BioUnfold #29 — We Observe Disease States, Not Diseases

Drug discovery is often framed as the search for the right target. This framing has been remarkably successful because it reduces a complex disease to a manageable intervention point. By identifying a biological mechanism involved in a disease process and finding a way to modulate it, researchers have developed therapies for cancer, autoimmune disorders, and rare genetic diseases.
The challenge is not that targets are wrong. The challenge is knowing which target matters.
A mutation, chronic inflammation, infection, or aging process can all be viewed as perturbations of a biological system. The difficulty is that we rarely observe these perturbations directly. Instead, we observe the states they create through transcriptomics, imaging, biomarkers, and clinical symptoms. Drug discovery therefore begins with an inference problem: reconstructing the perturbations that matter from the states we can measure.
Chronic Diseases Blur Cause and Consequence
This problem becomes particularly visible in chronic diseases.
In an acute disease, the perturbation remains relatively easy to identify. An infection triggers an immune response, a wound activates repair mechanisms, and recovery follows once the cause is removed. Cause and consequence remain closely linked.
Chronic diseases behave differently because the perturbation persists. Genetic mutations, chronic inflammation, protein aggregation, and aging continuously alter the system. Over time, the organism adapts. Pathways are rewired, compensatory mechanisms emerge, and cell states change.
As a result, the disease state eventually reflects both the original perturbation and the biological response to it.
This creates a practical question for drug discovery: should we target the original perturbation, the adaptation that follows, or both?
Many of the most challenging diseases may owe their complexity to the fact that these two become increasingly difficult to separate. A mutation may initiate pathology, but years later the biological adaptations generated by that mutation may contribute as much to disease progression as the mutation itself. The disease is no longer merely a consequence of the original perturbation. It increasingly becomes a consequence of the system adapting to live with it.
Why Observation Is Not Enough
Modern drug discovery is built on comparing healthy and diseased states. Single-cell technologies, transcriptomics, and large-scale patient datasets have dramatically increased our ability to do so.
The problem is that differences do not necessarily reveal what should be changed.
The same perturbation can produce different outcomes depending on context, while different perturbations can converge toward similar disease states. Correlation and causation become increasingly difficult to separate as biological systems adapt over time.

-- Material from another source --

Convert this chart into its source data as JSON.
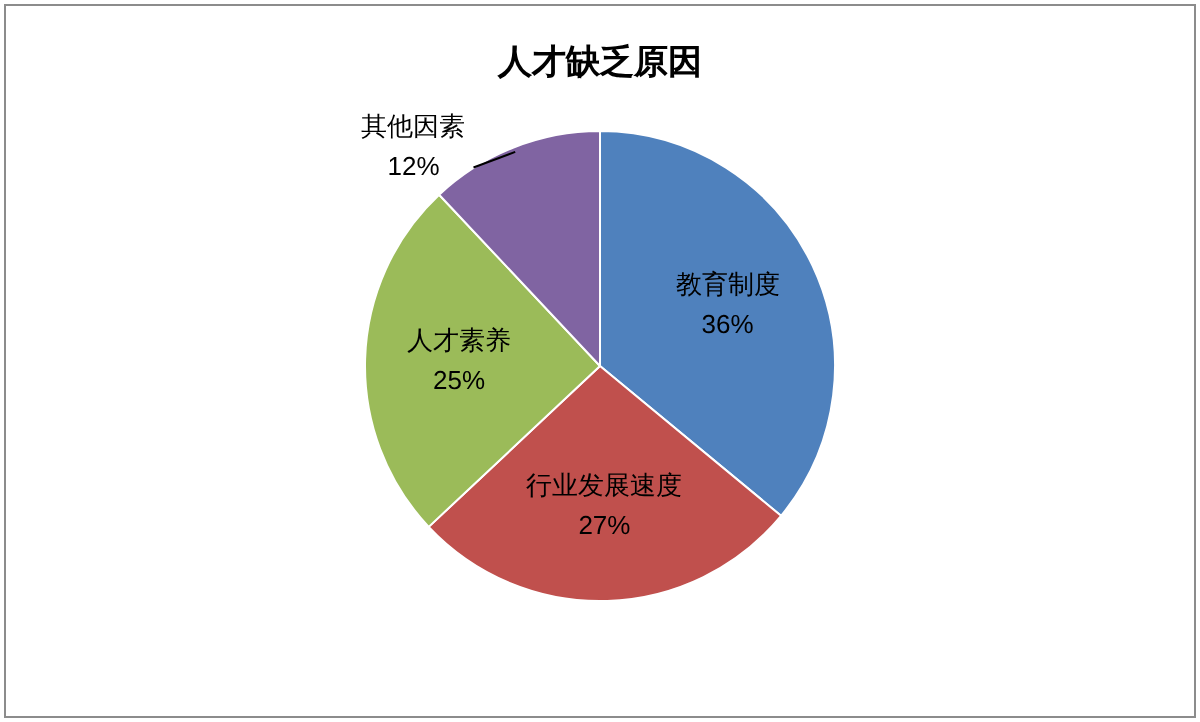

This is why target discovery remains difficult despite the abundance of data. The challenge is not generating observations. The challenge is determining which observations correspond to causes, which correspond to adaptations, and which are merely consequences.

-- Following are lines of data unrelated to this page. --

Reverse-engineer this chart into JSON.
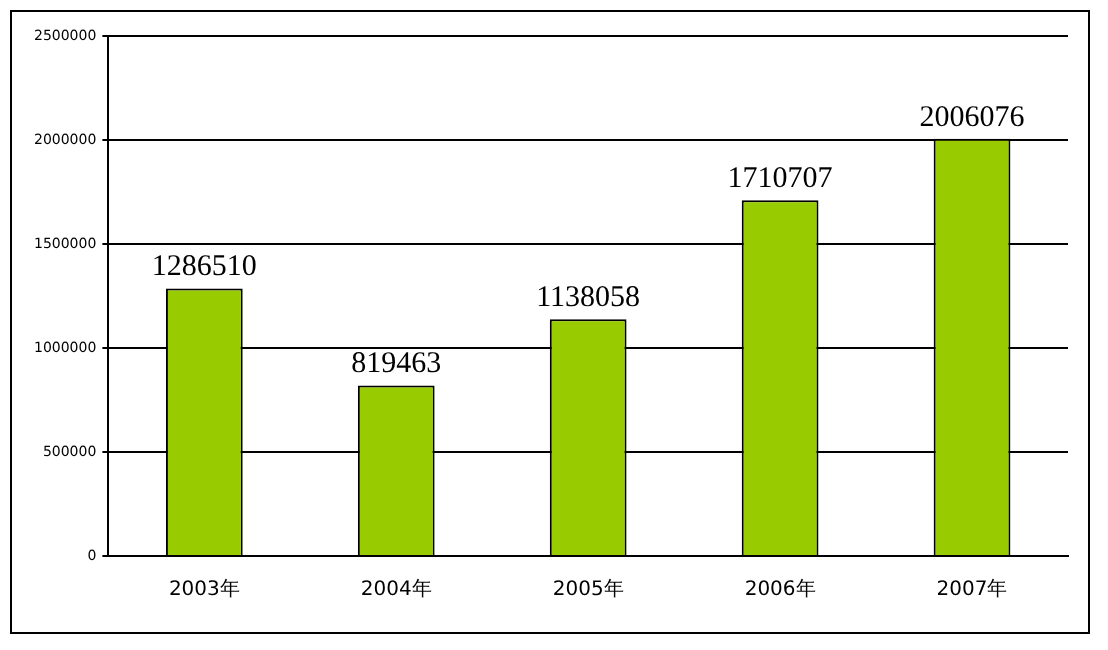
{
  "chart_data": {
    "type": "bar",
    "categories": [
      "2003年",
      "2004年",
      "2005年",
      "2006年",
      "2007年"
    ],
    "values": [
      1286510,
      819463,
      1138058,
      1710707,
      2006076
    ],
    "color": "#99cc00",
    "ylim": [
      0,
      2500000
    ],
    "yticks": [
      0,
      500000,
      1000000,
      1500000,
      2000000,
      2500000
    ],
    "grid": "y",
    "data_labels": true,
    "legend": false
  }
}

Disease-versus-healthy comparisons can only take us so far.
Pathways help organize this complexity because they describe how perturbations propagate through biological systems. Yet pathways are themselves context dependent. Understanding a pathway interaction does not necessarily reveal whether it is driving the disease, compensating for it, or simply responding to it.
Perturbation as a Tool for Understanding
The most reliable way to understand a biological system is often to perturb it.
A disease perturbs a biological system. A drug perturbs that same system. Both propagate through pathways, depend on context, and trigger adaptation.
Viewed this way, perturbation is not only a therapeutic strategy. It is also a tool for understanding.
The goal of drug discovery is not simply to identify targets or measure disease states. It is to find interventions that reveal which perturbations matter, distinguish disease from adaptation, and ultimately identify targets that address both the original disturbance and the biological responses that sustain it.
This perspective may help explain why some therapeutic modalities feel fundamentally different from traditional drug treatments. Most drugs compensate for a chronic perturbation by introducing a second chronic perturbation. The treatment remains necessary because the original disturbance remains present.
The ideal outcome is different. Rather than continuously opposing a perturbation, it is to transform a chronic problem into an acute intervention, modify the system once, and allow biology to establish a new equilibrium.
Not every disease can be approached this way, but the distinction is useful. Acute perturbations are often easier to understand because cause and consequence remain closely linked. Chronic perturbations are harder because adaptation becomes part of the disease itself.
Understanding disease therefore requires more than observing biological states. It requires perturbing systems in ways that reveal which disturbances matter, which responses are adaptive, and which have become part of the pathology we are trying to treat.